Kepala Pelaksana (Kalaksa) BPBD Jatim Gatot Soebroto menyampaikan, program SPAB bertujuan meningkatkan kapasitas kebencanaan warga sekolah, mulai dari siswa, guru hingga tenaga kependidikan. BPBD menilai penguatan mitigasi di lingkungan sekolah penting karena potensi bencana di Jawa Timur masih tinggi, terutama akibat cuaca ekstrem yang memicu angin kencang, banjir, dan tanah longsor.
“Sekolah harus mampu mengenali potensi bahaya, mengurangi risiko, serta menyiapkan strategi penanganan saat bencana terjadi,” ujar Gatot dalam sambutannya.
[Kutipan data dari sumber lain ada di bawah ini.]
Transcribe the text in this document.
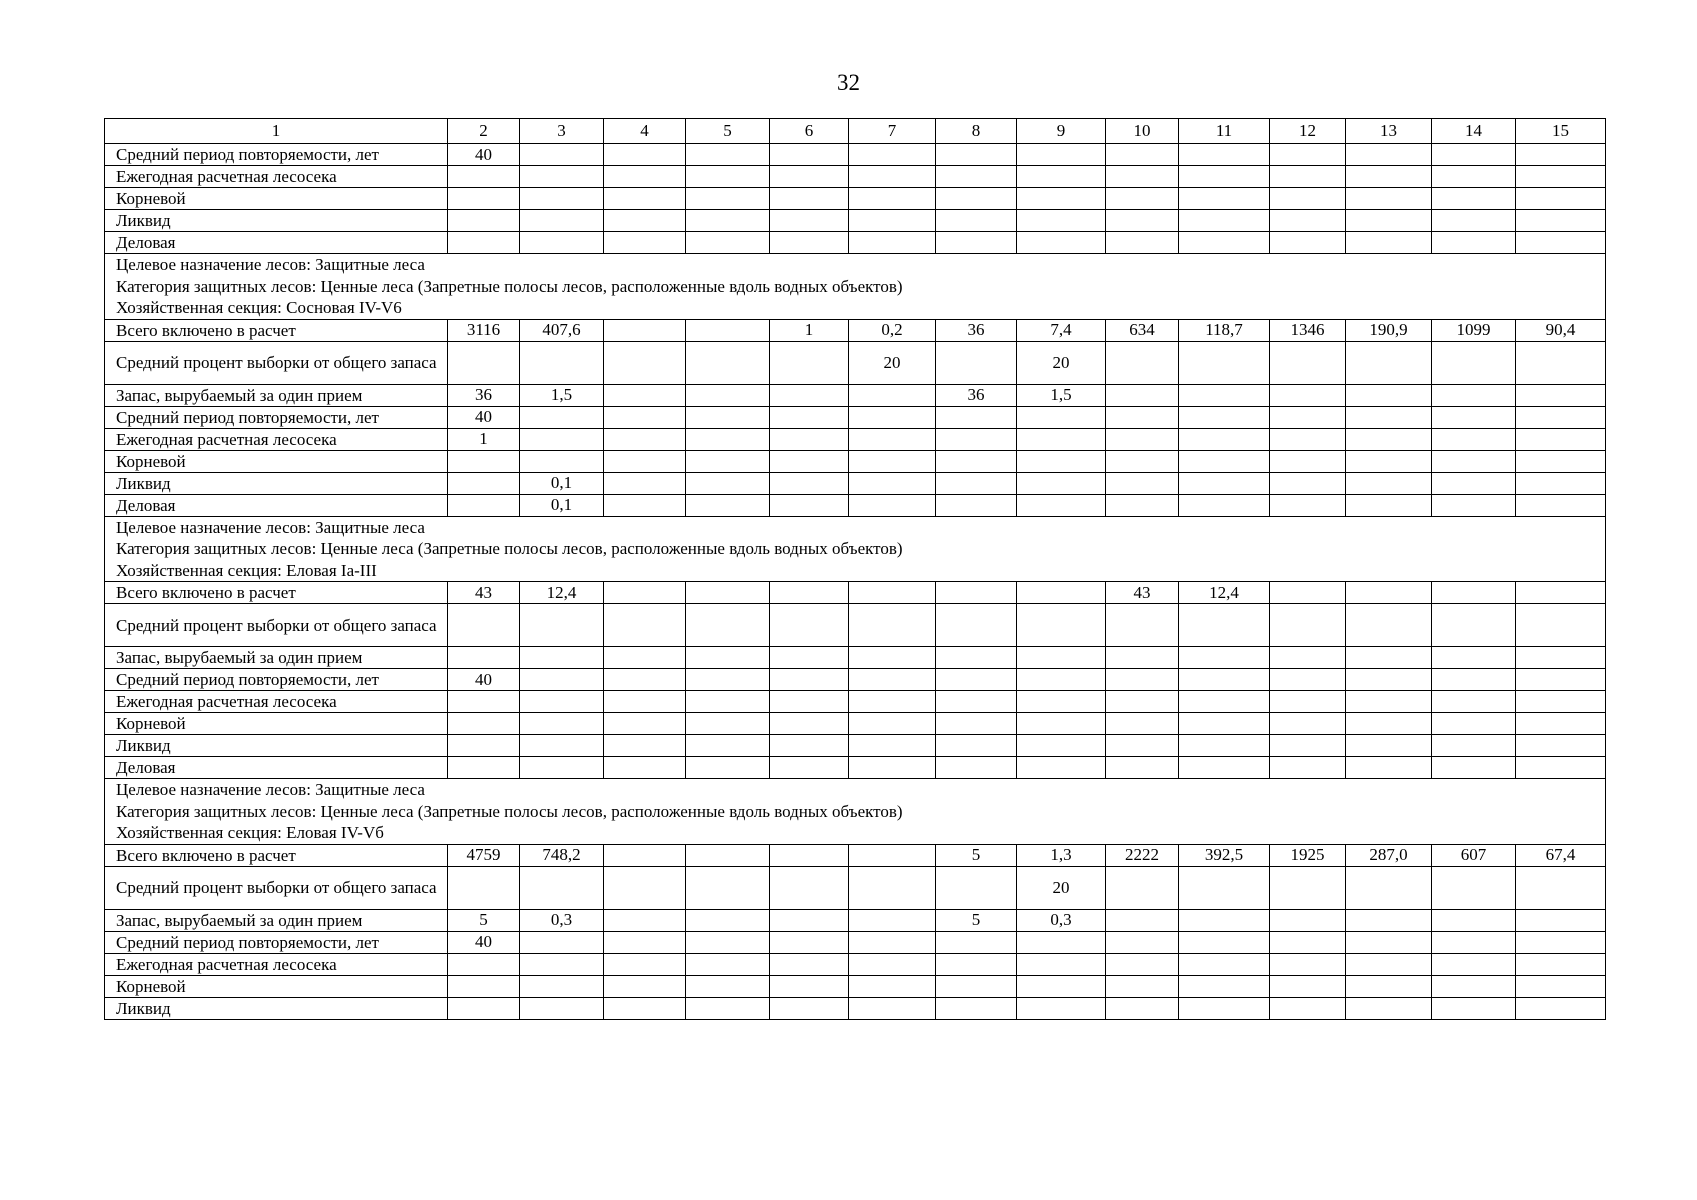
32
1	2	3	4	5	6	7	8	9	10	11	12	13	14	15
Средний период повторяемости, лет	40													
Ежегодная расчетная лесосека														
Корневой														
Ликвид														
Деловая														

Целевое назначение лесов: Защитные леса
Категория защитных лесов: Ценные леса (Запретные полосы лесов, расположенные вдоль водных объектов)
Хозяйственная секция: Сосновая IV-V6														

Всего включено в расчет	3116	407,6			1	0,2	36	7,4	634	118,7	1346	190,9	1099	90,4
Средний процент выборки от общего запаса						20		20						
Запас, вырубаемый за один прием	36	1,5					36	1,5						
Средний период повторяемости, лет	40													
Ежегодная расчетная лесосека	1													
Корневой														
Ликвид		0,1												
Деловая		0,1												

Целевое назначение лесов: Защитные леса
Категория защитных лесов: Ценные леса (Запретные полосы лесов, расположенные вдоль водных объектов)
Хозяйственная секция: Еловая Iа-III														

Всего включено в расчет	43	12,4							43	12,4				
Средний процент выборки от общего запаса														
Запас, вырубаемый за один прием														
Средний период повторяемости, лет	40													
Ежегодная расчетная лесосека														
Корневой														
Ликвид														
Деловая														

Целевое назначение лесов: Защитные леса
Категория защитных лесов: Ценные леса (Запретные полосы лесов, расположенные вдоль водных объектов)
Хозяйственная секция: Еловая IV-Vб														

Всего включено в расчет	4759	748,2					5	1,3	2222	392,5	1925	287,0	607	67,4
Средний процент выборки от общего запаса								20						
Запас, вырубаемый за один прием	5	0,3					5	0,3						
Средний период повторяемости, лет	40													
Ежегодная расчетная лесосека														
Корневой														
Ликвид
Anggota Komisi A DPRD Jatim Sumardi SH, MH membuka langsung kegiatan tersebut. Ia meminta seluruh warga sekolah meningkatkan kesiapsiagaan dan kewaspadaan terhadap potensi bencana di lingkungan sekitar.
Sumardi mengapresiasi langkah BPBD Jatim bersama BPBD Kabupaten Mojokerto dalam mengedukasi siswa melalui program SPAB. Ia berharap materi yang diperoleh selama kegiatan dapat ditularkan kepada siswa lain maupun keluarga di rumah.
“Kami berharap pengetahuan ini tidak berhenti di sini, tetapi juga dibagikan kepada keluarga dan lingkungan sekitar,” katanya.
Kegiatan ini turut dihadiri Kabid Pencegahan dan Kesiapsiagaan (PK) BPBD Jatim Deni Kiki Melia Tamara, perwakilan BPBD Kabupaten Mojokerto yang diwakili Kabid PK Parmanto, Waka Kurikulum SMAN 1 Dawarblandong Wirawan, Waka Kesiswaan, serta tim fasilitator dari Sekber Relawan Penanggulangan Bencana (SRPB) Jatim.
Selama dua hari pelaksanaan, peserta menerima materi pengenalan jenis-jenis bencana, penyusunan dokumen SPAB, Pertolongan Pertama Gawat Darurat (PPGD), hingga simulasi evakuasi gempa bumi dan pemadaman kebakaran. BPBD Jatim juga menyerahkan bantuan simbolis berupa rambu jalur evakuasi, papan titik kumpul, Majalah Tangguh, dan buku saku kebencanaan untuk mendukung kesiapsiagaan sekolah.
Melalui program SPAB 2026, BPBD Jatim memperkuat upaya membangun budaya sadar bencana di lingkungan pendidikan sekaligus menyiapkan generasi yang tangguh menghadapi risiko kebencanaan.